The field of human ecology has been a sociological discipline for more than half a century. Focusing on the interrelations on human beings with their physical space, it emphases the systemic nature of all human behaviour.
Simon Walker began working on a specific theory of human interaction and behaviour in the late 1990's. whilst studying at Oxford. He came to call this 'Human Ecology theory'.
Human Ecology theory is a coherent, comprehensive model of human behaviour which is based on an analysis of the social space that exists between people.
The following is taken from 'A Brief Introduction to the Theory of Human Ecology' (Simon P. Walker, 200- available for purchase in Publications).
"Human Ecology is a theory about human behaviour. It is based upon the premise that, just like other species, human populations have to negotiate how to share space with others. The task of managing these boundaries, gaps, encounters and relationships between individuals, groups and populations is what determines the ostensible behaviour of those same organisms.
Human Ecology acknowledges the influence of genes on the overall capacity of human beings to behave in certain ways. However, it does not itself look to isolate the differential contributions of genes or environment (which are often impossible to tease out). Instead, it looks at the influences of how space has been, and is inhabited by that individual or group, and what effect that space has had on the individuals concerned.

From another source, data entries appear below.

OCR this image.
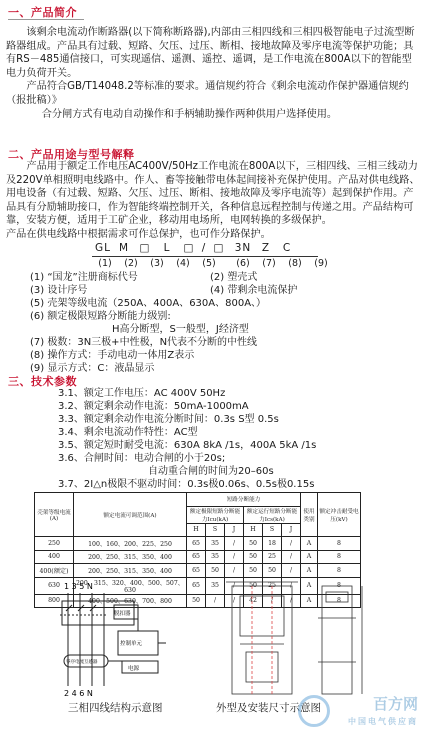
一、产品简介

该剩余电流动作断路器(以下简称断路器),内部由三相四线和三相四极智能电子过流型断路器组成。产品具有过载、短路、欠压、过压、断相、接地故障及零序电流等保护功能；具有RS－485通信接口，可实现遥信、遥测、遥控、遥调，是工作电流在800A以下的智能型电力负荷开关。

产品符合GB/T14048.2等标准的要求。通信规约符合《剩余电流动作保护器通信规约（报批稿）》

合分闸方式有电动自动操作和手柄辅助操作两种供用户选择使用。

二、产品用途与型号解释

产品用于额定工作电压AC400V/50Hz工作电流在800A以下，三相四线、三相三线动力及220V单相照明电线路中。作人、畜等接触带电体起间接补充保护使用。产品对供电线路、用电设备（有过载、短路、欠压、过压、断相、接地故障及零序电流等）起到保护作用。产品具有分励辅助接口，作为智能终端控制开关，各种信息远程控制与传递之用。产品结构可靠，安装方便，适用于工矿企业，移动用电场所，电网转换的多级保护。

产品在供电线路中根据需求可作总保护，也可作分路保护。

GL M □ L □ / □ 3N Z C
(1) (2) (3) (4) (5) (6) (7) (8) (9)
(1) “国龙”注册商标代号	(2) 塑壳式
(3) 设计序号	(4) 带剩余电流保护
(5) 壳架等级电流（250A、400A、630A、800A、）
(6) 额定极限短路分断能力级别:
H高分断型，S一般型，J经济型
(7) 极数：3N三极+中性极，N代表不分断的中性线
(8) 操作方式：手动电动一体用Z表示
(9) 显示方式：C：液晶显示
三、技术参数
3.1、额定工作电压：AC 400V 50Hz
3.2、额定剩余动作电流：50mA-1000mA
3.3、额定剩余动作电流分断时间：0.3s S型 0.5s
3.4、剩余电流动作特性：AC型
3.5、额定短时耐受电流：630A 8kA /1s，400A 5kA /1s
3.6、合闸时间：电动合闸的小于20s;
自动重合闸的时间为20–60s
3.7、2I△n极限不驱动时间：0.3s极0.06s、0.5s极0.15s
壳架等级电流(A)	额定电流可调范围(A)	短路分断能力						使用类别	额定冲击耐受电压(kV)
		额定极限短路分断能力Icu(kA)			额定运行短路分断能力Ics(kA)				
		H	S	J	H	S	J		
250	100、160、200、225、250	65	35	/	50	18	/	A	8
400	200、250、315、350、400	65	35	/	50	25	/	A	8
400(额定)	200、250、315、350、400	65	50	/	50	50	/	A	8
630	200、315、320、400、500、507、630	65	35	/	50	25	/	A	8
800	400、500、630、700、800	50	/	/	42	/	/	A	8
1 3 5 N
脱扣器
控制单元
零序电流互感器
电源
2 4 6 N
三相四线结构示意图	外型及安装尺寸示意图	百方网
中国电气供应商
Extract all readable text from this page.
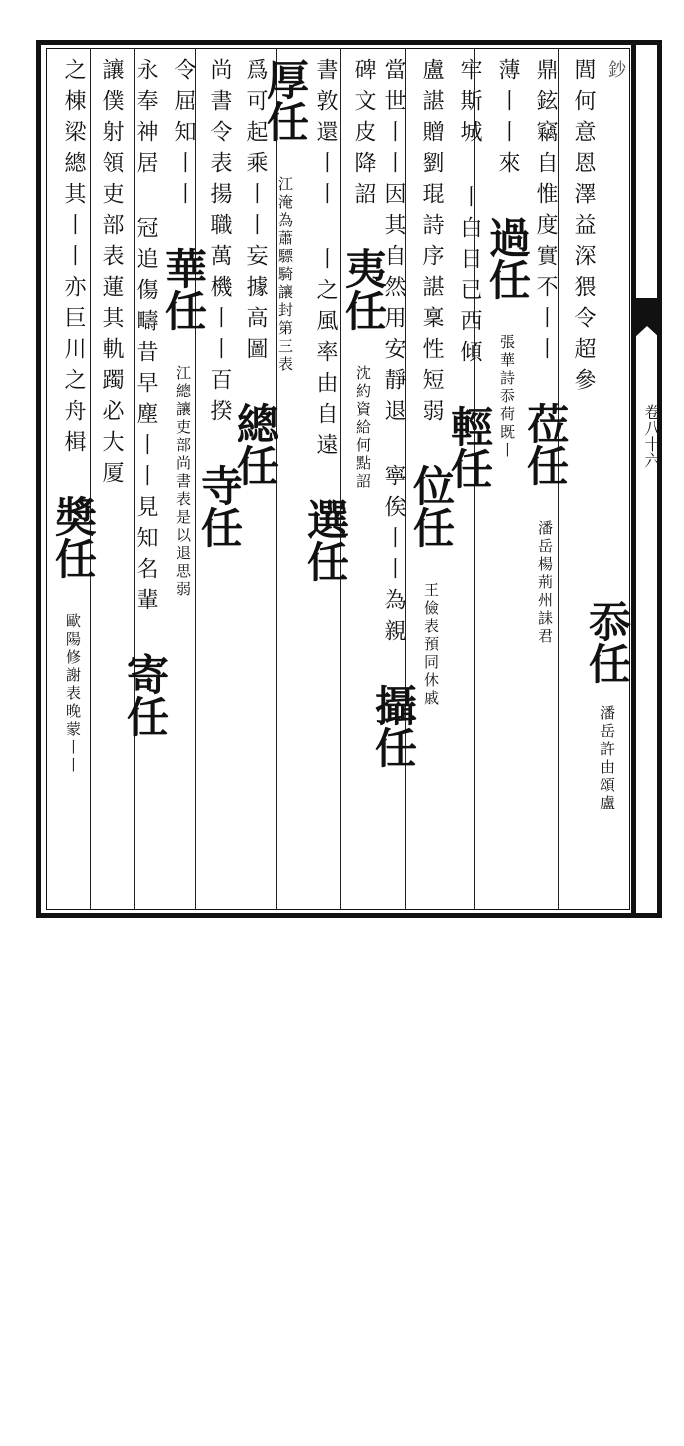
卷八十六
鈔
閭何意恩澤益深猥令超參
鼎鉉竊自惟度實不丨丨 莅任 潘岳楊荊州誄君
薄丨丨來 過任 張華詩忝荷既丨
牢斯城 丨白日已西傾 輕任
盧諶贈劉琨詩序諶稟性短弱 位任 王儉表預同休戚
當世丨丨因其自然用安靜退 寧俟丨丨為親 攝任
碑文皮降詔 夷任 沈約資給何點詔
書敦還丨丨 丨之風率由自遠 選任
厚任 江淹為蕭驃騎讓封第三表
爲可起乘丨丨妄據高圖 總任
尚書令表揚職萬機丨丨百揆 寺任
令屈知丨丨 華任 江總讓吏部尚書表是以退思弱
永奉神居 冠追傷疇昔早塵丨丨見知名輩 寄任
讓僕射領吏部表蓮其軌躅必大厦
之棟梁總其丨丨亦巨川之舟楫 奬任 歐陽修謝表晚蒙丨丨	忝任 潘岳許由頌盧
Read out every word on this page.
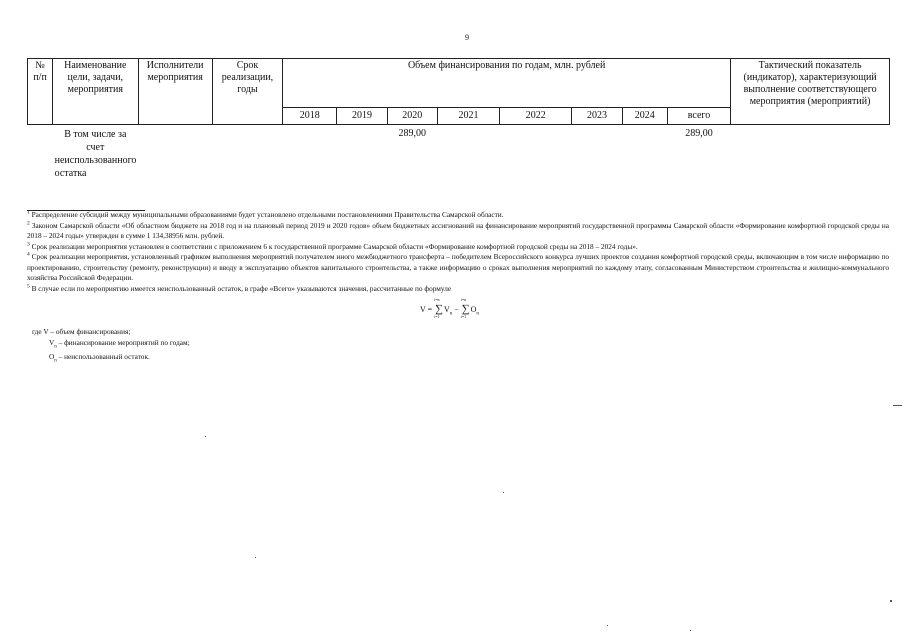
9
№ п/п	Наименование цели, задачи, мероприятия	Исполнители мероприятия	Срок реализации, годы	Объем финансирования по годам, млн. рублей								Тактический показатель (индикатор), характеризующий выполнение соответствующего мероприятия (мероприятий)
				2018	2019	2020	2021	2022	2023	2024	всего	
	В том числе за счет неиспользованного остатка					289,00					289,00	

$^1$ Распределение субсидий между муниципальными образованиями будет установлено отдельными постановлениями Правительства Самарской области.

$^2$ Законом Самарской области «Об областном бюджете на 2018 год и на плановый период 2019 и 2020 годов» объем бюджетных ассигнований на финансирование мероприятий государственной программы Самарской области «Формирование комфортной городской среды на 2018 – 2024 годы» утвержден в сумме 1 134,38956 млн. рублей.

$^3$ Срок реализации мероприятия установлен в соответствии с приложением 6 к государственной программе Самарской области «Формирование комфортной городской среды на 2018 – 2024 годы».

$^4$ Срок реализации мероприятия, установленный графиком выполнения мероприятий получателем иного межбюджетного трансферта – победителем Всероссийского конкурса лучших проектов создания комфортной городской среды, включающим в том числе информацию по проектированию, строительству (ремонту, реконструкции) и вводу в эксплуатацию объектов капитального строительства, а также информацию о сроках выполнения мероприятий по каждому этапу, согласованным Министерством строительства и жилищно-коммунального хозяйства Российской Федерации.

$^5$ В случае если по мероприятию имеется неиспользованный остаток, в графе «Всего» указываются значения, рассчитанные по формуле

V = ∑
i=n
i=1
$V_n$ − ∑
i=n
i=1
$O_n$

где V – объем финансирования;

$V_n$ – финансирование мероприятий по годам;

$O_n$ – неиспользованный остаток.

Human Ecology is a theory that claims to be based on simple common sense. It takes the normal, everyday routines and tasks that we as human beings have to engage in and suggest that at a psychological level, the same tasks are required to be fulfilled.
For example, in your own garden at home (if you have one), you have to negotiate how that space is defined: How to do you mark out its boundary? How do you define that it is yours? How do you resolve disputes with your neighbour? How is it designed to create privacy but also allow relationship etc.
A human self has much the same set of tasks to fulfil on a daily basis. The space that the self inhabits is more than simple physical space; it is psychological space. Imagine for a moment that the self is a ‘landscape’. Each of us inhabits a landscape- with its own features, scale, dimensions etc. My landscape is different from yours and I meet you by coming into your landscape, and you coming into mine. This landscape is both physical (you might come to my house) but it is also non-physical (you come into my landscape when I meet you on the bus, by the photocopier, riding a bike). I carry my landscape around with me; or perhaps better, my landscape is my ‘place in the world.’
The theory of Human Ecology suggest that there are seven basic tasks that all of us, everyone, has to engage in to manage their landscape. These seven tasks are self evident:
Task 1. I must define my limits- where I end and where you begin? (Self Definition)
Task 2. I must negotiate confrontation- what happens when I transgress your space or you mine? (Responsiveness)
Task 3. I must develop the way my landscape reveals me- how am I going to be seen by passers by or intimate friends? (Self-Presentation)
Task 4. I must choose whether I am happy with my landscape or if I want to enlarge it, or contract it. (Self-Expansion)
Task 5. I must work out how I am going to get tasks done in my landscape. (Logic)
Task 6. I must decide how much proximity, or intimacy I want with people who enter my landscape. (Empathy)
Task 7. I must exert a degree of control over my landscape. (Control)
One needs to fulfil these seven tasks in relation to any physical space- a garden, office, house, school etc. They are basic to how space, any space, must be stewarded. Our psycho-social space as human beings is no different.
One of the most important ideas in Human Ecology Theory is that social space, be it in a family, or team or entire society, can be modelled along similar parameters. This is referred to as levels of granularity in the theory:
Levels of Granularity
The rules that determine how space is defined are consistent whatever the size and scale of that space. A small garden has the same basic parameters of operation as a city park; each has a boundary, must distinguish between itself and the outside world, must manage change, negotiate conflict etc. The seven tasks that are relevant to a person’s ecological space should therefore also be true for other levels of space- a team’s space for example, or an organisation’s space.
In fact, Human Ecology theory asserts that you can apply the same parameters to any kind of human space and that the dimensions remain true and firm. Take any single dimension or task, and apply it to any social or political entity and it has validity. Think, for example, of how an organisation has a front stage and a back stage- one self it presents to the world and one that it keeps reserved. Or how a country must negotiate its borders with its neighbours, or a company must decide the extent to which it wants to expand its boundaries or to consolidate them.
This reality gives the dimensions of Human Ecology as a universal application. They can be used to analyse any situation and context- a family in Dubai, an individual in Doha, a global firm from Detroit. In this way, the language that one uses to open up the landscape of an individual can be consistent with the language used to describe a society. The language of space holds true across all contexts.